Re: Storing database in cluster (Memory)

From: Richard Huxton <dev(at)archonet(dot)com>
To: roopa perumalraja <roopabenzer(at)yahoo(dot)com>
Cc: pgsql-general(at)postgresql(dot)org
Subject: Re: Storing database in cluster (Memory)
Date: 2007-02-08 08:43:45
Message-ID: 45CAE2C1.1050801@archonet.com
Views: Raw Message | Whole Thread | Download mbox | Resend email
Thread:
Lists: pgsql-general

roopa perumalraja wrote:
>>> Hi all,
>>>
>>> As I am inserting 100million rows daily into partitioned tables
>>> (daily wise), it is getting slower.
>
>> What is - the inserts? By how much? What tables? What indexes? How
>> are you inserting these rows?
>
> I take my words back as 100million rows. The insert of 20million rows
> everyday takes only 10minutes as I use copy statement to copy into
> temperory table from flat files then do some manipulation to the data
> & insert it into the paritioned tables. I have solved the problem. I
> have paritioned the tables date-wise. (Is partitioning the tables
> monthly is recommanded?)

Depends upon your usage - some people partition daily if they have a lot
of incoming data.

> The proble is with another insert, selecting data from one of the
> paritioned tables and doing some calculations then inserting into
> another table. That is around 280000 rows every day. This takes
> really a long time (almost a day) if somebody is doing something with
> the database. If nobody is using the database then it takes almost
> two hours. Even a select statement to other tables in the datbase
> affects this insert. While inserting I use
>
> BEGIN WORK SELECT foo1 LOCK TABLE foo2 IN EXCLUSIVE MODE INSERT INTO
> foo2 (SELECT......) COMMIT WORK
>
> All the tables are indexed. I am using 4 indexes including the pkey
> index. Will dropping the index before inserting and reindexing it
> after the insert will help?

Maybe. It is often quicker to recreate an index if you are updating lots
of rows.

>>> Even the retrivel of data, select statement on those tables takes
>>> about 30 mintues.
>
>> All selects take 30 minutes, regardless what work they do? Or do
>> you have specific selects that are causing problems?
>
> Any statement more than one running on database takes time. Say for
> example if I am inserting 20million rows into one table & at the same
> time if I try updating into another table, that takes a lot of time.

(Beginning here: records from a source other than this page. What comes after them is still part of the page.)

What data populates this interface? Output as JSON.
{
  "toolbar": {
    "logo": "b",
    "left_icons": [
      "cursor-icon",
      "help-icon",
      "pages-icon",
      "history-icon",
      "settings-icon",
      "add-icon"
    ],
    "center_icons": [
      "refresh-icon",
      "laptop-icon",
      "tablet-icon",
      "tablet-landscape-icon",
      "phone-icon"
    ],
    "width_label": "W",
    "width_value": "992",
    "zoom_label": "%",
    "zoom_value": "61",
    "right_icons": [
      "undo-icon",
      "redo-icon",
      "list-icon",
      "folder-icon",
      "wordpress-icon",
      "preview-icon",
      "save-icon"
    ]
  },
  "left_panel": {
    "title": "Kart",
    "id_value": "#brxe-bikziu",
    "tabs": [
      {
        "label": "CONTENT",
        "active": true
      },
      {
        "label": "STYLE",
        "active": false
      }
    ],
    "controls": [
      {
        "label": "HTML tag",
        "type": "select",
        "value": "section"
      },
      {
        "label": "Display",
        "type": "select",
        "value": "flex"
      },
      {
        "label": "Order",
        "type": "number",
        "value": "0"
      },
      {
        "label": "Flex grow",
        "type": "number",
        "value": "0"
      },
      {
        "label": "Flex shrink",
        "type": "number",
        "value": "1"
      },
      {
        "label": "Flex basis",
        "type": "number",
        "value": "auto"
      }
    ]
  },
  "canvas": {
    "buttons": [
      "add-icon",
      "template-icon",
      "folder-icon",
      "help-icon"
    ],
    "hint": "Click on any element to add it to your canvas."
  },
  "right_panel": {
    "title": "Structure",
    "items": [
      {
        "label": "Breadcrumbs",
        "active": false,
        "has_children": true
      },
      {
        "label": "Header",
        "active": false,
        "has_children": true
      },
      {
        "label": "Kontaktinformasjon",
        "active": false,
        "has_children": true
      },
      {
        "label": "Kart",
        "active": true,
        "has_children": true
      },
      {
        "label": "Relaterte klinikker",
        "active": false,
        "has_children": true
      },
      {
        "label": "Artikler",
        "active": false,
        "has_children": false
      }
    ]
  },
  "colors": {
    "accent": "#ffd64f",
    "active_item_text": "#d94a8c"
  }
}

You haven't given details of the select statements, or what the
bottleneck is in your system. It sounds like it might be disk I/O. Have
you tried monitoring activity with vmstat/iostat (assuming you're on a
Linux/Unix system)?

>>> I have tried increasing the parameters in postgres.conf but still
>>> that doesn't help me much as the no of rows are huge.
>
>> What parameters, to what values? What hardware are you running on?
>> What load do you place on it?
>
> parameters in postgres.conf which I increased are
>
> fsysn on
> wal_buffers 128
> checkpoint_segments 256 (2 GB)
> checkpoint_timeout 3600 (1 hour)

How did you calculate these? Is this based on your bulk data load.

> work_mem: set to 128MB
> maintenance_work_mem: to 512MB

I assume you have enough memory to support these settings? Something
over 4GB, yes?

> I wanted to increase shared_buffer to 60,000 but I am not able to
> restart the database if I change it even to 10000. It says 'could not
> start postmaster'. (max_connection is 100.)

"It" says? What do the logs say?

>>> Will the idea of storing the database in cluster (memory)
>>> increase the performance of insert/update/select in the table in
>>> a suitation like this? Thanks a lot in advance.
>
>> A better question would be "Why isn't my data being cached?". The
>> operating-system should cache regularly used files.
>
> So I think the problem is when two things are happening in database,
> it takes a long time. Thats the reason I was wondering if storing the
> database in cluster will solve the problem.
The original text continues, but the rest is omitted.